Consider the following single player game:
The battlefield is a given (finite) collection $A$ of natural numbers. Example: $\langle 1, 2, 3 \rangle$
For every pair $x, y \in A$, whenever $x > y$, $x$ may be replaced with $x - y$, which I call reduction. A reduction constitutes a turn in the game.
The game ends when no more turns are possible.
At any point into the game, there would usually be a selection of turns available to choose from, so there will be many different strategies for playing the same setup, unless it is trivial.
example 1 $ \langle 1,2,3\rangle \to \langle 1,1,2 \rangle \to \langle 1,1,1 \rangle $
example 2 $ \langle 1,2,3\rangle \to \langle 1,2,2 \rangle \to \langle 1,2,1 \rangle \to \langle 1,1,1 \rangle $
proposition 1 We can see that a game on any battlefield must eventually end, as:
- Numbers are always made smaller.
- But can never be made smaller than 1.
proposition 2 A game ends exactly when all the numbers are the same.
Otherwise there is a possibility for a turn to be made.
corollary We may associate an ending with an "outcome" number.
proposition 3 Order of numbers on the battlefield does not matter.
Does a game on any battlefield only have a single outcome, regardless of strategy?
Can outcomes be predicted without actually playing?
Is there a strategy that ends the game on any battlefield the fastest?
Does repetition of numbers on the battlefield matter? In other words, may the outcome change if the battlefield is converted to a set?

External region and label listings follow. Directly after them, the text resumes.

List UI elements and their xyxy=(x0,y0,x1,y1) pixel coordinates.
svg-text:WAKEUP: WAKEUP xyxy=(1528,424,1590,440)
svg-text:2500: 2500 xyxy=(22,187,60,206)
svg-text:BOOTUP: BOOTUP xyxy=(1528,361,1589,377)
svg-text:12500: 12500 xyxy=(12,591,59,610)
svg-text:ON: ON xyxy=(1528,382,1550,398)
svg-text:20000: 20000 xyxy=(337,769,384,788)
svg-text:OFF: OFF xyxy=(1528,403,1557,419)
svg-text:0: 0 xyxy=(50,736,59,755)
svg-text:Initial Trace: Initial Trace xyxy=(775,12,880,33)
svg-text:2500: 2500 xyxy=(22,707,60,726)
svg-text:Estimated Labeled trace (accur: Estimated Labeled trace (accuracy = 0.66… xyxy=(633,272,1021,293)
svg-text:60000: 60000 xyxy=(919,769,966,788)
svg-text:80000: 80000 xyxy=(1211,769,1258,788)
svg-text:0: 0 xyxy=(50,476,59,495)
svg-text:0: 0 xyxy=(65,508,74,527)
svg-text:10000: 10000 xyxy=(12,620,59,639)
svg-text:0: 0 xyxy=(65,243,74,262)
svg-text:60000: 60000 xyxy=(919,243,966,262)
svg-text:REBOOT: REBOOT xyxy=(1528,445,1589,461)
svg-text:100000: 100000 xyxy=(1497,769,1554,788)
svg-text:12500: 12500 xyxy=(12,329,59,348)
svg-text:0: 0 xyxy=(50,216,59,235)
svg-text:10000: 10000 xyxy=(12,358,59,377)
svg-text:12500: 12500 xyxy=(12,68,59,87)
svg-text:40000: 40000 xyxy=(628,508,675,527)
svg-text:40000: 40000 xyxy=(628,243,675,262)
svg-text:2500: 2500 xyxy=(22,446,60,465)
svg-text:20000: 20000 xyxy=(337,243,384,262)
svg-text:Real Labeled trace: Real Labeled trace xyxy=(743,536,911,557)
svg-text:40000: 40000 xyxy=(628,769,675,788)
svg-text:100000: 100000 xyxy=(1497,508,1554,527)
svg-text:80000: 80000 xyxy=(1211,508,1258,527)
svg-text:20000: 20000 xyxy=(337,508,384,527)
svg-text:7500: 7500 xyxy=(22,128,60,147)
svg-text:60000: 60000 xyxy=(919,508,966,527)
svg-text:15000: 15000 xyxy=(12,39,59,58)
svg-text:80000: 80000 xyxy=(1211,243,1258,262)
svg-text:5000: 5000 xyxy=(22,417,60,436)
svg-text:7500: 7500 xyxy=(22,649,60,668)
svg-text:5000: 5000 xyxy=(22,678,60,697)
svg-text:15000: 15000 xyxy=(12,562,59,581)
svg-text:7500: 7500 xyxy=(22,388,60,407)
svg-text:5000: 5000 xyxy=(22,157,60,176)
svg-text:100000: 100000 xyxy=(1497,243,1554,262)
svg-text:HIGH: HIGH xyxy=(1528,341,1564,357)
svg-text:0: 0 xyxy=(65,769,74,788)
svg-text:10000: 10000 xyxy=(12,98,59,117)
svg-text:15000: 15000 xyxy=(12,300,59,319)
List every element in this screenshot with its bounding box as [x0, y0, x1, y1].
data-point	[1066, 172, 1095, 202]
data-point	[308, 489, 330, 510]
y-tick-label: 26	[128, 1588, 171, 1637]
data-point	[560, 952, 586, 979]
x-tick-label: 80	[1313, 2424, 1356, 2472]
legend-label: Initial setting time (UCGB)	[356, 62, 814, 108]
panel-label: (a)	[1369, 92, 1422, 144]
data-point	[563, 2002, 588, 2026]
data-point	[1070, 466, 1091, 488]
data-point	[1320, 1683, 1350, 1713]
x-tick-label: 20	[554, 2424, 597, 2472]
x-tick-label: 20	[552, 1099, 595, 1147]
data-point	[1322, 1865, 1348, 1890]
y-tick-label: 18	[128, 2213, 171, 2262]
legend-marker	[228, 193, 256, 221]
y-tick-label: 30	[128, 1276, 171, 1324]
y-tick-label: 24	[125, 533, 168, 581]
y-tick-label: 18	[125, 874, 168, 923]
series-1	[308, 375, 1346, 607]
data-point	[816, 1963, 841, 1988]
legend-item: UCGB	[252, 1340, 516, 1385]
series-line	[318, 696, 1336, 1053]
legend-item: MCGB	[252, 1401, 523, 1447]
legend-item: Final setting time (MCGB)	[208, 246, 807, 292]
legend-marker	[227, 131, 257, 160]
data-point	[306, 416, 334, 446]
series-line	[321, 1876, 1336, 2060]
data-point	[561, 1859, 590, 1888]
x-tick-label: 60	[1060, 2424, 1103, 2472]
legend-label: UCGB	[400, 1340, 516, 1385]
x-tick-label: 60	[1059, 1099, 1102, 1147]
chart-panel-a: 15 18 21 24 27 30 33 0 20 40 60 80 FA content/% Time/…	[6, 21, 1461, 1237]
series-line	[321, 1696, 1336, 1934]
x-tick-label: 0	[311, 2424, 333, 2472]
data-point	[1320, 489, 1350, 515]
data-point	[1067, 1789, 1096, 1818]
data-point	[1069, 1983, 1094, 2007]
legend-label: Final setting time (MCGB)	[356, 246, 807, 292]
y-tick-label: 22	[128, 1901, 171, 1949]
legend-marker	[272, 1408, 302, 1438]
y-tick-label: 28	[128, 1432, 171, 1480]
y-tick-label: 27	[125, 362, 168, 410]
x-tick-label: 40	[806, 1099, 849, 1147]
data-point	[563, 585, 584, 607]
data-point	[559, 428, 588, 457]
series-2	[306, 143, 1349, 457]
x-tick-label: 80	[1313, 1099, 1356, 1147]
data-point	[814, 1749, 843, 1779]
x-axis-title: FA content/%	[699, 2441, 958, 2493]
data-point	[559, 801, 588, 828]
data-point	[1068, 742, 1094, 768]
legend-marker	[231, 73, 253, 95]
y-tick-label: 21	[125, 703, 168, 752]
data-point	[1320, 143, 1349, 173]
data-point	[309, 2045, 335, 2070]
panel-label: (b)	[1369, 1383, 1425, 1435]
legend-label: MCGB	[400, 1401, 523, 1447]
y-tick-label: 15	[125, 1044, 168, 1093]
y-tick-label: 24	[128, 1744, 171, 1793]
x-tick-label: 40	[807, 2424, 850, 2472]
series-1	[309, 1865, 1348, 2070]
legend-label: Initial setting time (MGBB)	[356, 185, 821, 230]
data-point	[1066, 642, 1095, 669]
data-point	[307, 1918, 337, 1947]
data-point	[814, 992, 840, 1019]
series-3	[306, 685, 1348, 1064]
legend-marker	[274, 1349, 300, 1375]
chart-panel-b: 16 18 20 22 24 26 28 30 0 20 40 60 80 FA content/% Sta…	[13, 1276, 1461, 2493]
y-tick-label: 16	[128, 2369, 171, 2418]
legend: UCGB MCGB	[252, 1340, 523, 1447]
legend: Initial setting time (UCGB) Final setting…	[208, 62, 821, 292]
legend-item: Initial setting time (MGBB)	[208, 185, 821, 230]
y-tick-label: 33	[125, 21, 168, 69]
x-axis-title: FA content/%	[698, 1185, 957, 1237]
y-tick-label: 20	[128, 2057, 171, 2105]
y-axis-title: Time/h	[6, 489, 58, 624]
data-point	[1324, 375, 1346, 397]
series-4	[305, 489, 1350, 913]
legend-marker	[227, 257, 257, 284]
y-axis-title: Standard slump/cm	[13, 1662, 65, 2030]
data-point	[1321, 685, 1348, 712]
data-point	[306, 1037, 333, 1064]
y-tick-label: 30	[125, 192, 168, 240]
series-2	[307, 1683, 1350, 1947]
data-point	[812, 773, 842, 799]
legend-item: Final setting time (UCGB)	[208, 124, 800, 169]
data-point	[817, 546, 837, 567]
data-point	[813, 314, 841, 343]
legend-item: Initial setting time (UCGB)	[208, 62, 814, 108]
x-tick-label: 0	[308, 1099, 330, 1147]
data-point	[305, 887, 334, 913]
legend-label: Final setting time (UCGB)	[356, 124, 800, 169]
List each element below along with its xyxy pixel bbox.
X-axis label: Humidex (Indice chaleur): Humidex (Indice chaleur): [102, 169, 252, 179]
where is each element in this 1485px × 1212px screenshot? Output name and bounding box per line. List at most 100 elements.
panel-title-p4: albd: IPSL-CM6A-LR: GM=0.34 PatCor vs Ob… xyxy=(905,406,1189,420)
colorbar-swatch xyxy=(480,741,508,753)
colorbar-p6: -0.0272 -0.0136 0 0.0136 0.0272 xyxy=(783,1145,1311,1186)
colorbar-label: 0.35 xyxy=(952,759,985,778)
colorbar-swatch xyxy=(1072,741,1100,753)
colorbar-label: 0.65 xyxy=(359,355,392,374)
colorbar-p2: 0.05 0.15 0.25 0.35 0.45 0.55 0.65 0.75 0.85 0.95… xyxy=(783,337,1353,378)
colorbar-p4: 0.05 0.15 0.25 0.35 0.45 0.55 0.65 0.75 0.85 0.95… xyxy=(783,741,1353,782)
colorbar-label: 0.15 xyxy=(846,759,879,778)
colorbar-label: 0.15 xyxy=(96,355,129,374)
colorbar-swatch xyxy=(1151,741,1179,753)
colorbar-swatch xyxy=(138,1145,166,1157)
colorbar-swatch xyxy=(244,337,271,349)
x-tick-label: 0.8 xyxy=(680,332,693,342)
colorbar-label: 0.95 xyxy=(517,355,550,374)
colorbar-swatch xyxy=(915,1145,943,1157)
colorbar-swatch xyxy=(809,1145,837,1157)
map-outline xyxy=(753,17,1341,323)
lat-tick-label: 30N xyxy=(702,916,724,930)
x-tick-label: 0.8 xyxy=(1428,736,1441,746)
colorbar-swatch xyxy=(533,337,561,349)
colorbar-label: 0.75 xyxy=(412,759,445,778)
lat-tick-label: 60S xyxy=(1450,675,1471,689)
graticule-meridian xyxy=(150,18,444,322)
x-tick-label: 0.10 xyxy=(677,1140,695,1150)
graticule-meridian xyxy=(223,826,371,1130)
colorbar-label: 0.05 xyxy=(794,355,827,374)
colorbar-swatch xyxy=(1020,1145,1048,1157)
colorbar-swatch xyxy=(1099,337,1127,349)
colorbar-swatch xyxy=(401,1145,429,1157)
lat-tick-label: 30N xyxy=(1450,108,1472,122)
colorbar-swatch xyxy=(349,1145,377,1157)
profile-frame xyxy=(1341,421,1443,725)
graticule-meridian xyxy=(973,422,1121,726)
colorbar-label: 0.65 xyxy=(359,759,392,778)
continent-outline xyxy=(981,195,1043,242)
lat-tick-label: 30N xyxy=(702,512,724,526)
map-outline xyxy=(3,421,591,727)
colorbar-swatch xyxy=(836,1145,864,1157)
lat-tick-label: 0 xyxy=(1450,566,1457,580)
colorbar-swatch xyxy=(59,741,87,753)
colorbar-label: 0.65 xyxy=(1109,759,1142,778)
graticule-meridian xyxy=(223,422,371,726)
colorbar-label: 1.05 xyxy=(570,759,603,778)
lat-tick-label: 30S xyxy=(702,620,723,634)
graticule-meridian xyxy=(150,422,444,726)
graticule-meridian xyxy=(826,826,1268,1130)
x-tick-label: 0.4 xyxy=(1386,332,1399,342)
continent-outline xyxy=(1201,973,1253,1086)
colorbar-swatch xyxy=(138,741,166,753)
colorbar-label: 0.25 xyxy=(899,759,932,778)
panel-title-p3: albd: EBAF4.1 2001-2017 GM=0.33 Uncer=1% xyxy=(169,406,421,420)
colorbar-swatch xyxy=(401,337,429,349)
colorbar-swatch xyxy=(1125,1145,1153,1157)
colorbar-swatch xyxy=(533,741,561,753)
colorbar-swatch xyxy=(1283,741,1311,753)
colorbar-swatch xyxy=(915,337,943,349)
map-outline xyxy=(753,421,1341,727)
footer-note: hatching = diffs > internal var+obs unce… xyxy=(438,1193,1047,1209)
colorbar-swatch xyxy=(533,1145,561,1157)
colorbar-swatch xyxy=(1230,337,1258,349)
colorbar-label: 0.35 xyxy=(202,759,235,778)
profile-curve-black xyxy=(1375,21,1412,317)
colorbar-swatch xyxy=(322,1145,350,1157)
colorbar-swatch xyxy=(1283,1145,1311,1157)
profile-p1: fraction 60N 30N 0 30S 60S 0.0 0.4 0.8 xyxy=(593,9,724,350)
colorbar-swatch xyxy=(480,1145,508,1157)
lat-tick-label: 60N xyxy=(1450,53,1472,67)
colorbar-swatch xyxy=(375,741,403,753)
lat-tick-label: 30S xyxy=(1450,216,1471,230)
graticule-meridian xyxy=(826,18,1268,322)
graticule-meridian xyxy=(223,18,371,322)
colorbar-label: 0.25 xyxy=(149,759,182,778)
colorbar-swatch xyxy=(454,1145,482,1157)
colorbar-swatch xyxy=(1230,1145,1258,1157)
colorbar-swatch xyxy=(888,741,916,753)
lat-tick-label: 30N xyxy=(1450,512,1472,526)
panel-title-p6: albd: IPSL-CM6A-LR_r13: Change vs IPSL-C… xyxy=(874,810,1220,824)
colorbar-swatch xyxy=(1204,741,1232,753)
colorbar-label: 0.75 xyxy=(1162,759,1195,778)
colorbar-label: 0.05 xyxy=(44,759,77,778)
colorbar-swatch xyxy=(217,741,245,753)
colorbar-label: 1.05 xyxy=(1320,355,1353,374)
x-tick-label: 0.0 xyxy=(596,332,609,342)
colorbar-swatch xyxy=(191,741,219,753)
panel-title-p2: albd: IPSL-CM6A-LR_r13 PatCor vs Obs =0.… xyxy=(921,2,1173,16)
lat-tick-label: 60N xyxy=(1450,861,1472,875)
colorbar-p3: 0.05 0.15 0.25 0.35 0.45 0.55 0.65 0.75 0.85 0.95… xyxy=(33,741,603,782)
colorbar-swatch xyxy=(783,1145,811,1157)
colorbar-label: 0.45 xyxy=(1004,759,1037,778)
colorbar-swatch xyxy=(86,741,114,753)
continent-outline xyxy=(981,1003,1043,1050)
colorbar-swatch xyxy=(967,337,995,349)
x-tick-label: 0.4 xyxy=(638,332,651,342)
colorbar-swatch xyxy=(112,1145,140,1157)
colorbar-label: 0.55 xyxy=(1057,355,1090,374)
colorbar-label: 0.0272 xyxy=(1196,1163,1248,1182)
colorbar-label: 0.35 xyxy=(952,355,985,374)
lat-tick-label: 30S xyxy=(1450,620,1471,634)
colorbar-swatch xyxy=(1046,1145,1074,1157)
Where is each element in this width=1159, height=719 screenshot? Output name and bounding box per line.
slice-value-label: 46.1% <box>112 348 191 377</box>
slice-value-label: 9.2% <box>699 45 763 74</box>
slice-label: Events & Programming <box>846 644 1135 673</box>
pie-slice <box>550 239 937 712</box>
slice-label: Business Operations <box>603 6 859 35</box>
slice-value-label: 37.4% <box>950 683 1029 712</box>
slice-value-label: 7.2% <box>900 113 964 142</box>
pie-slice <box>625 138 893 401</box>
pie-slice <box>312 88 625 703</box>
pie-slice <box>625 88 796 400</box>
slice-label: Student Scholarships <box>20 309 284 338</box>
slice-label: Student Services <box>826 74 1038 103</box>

I can see how the outcome (assuming its uniqueness) is bounded above by the smallest number available and, furthermore, by the remainder of the division of any two numbers present on the battlefield that do not divide evenly (since integer division is a series of subtractions). For example: if there is $1$ on the battlefield, the game will necessarily end with $1$; if there are $13$ & $27$, the outcome is again $1$. But a remainder obtained at some point in the game may possibly in turn be used to obtain an even smaller remainder! I have no idea how to pinpoint the end of this sequence of ever smaller remainders.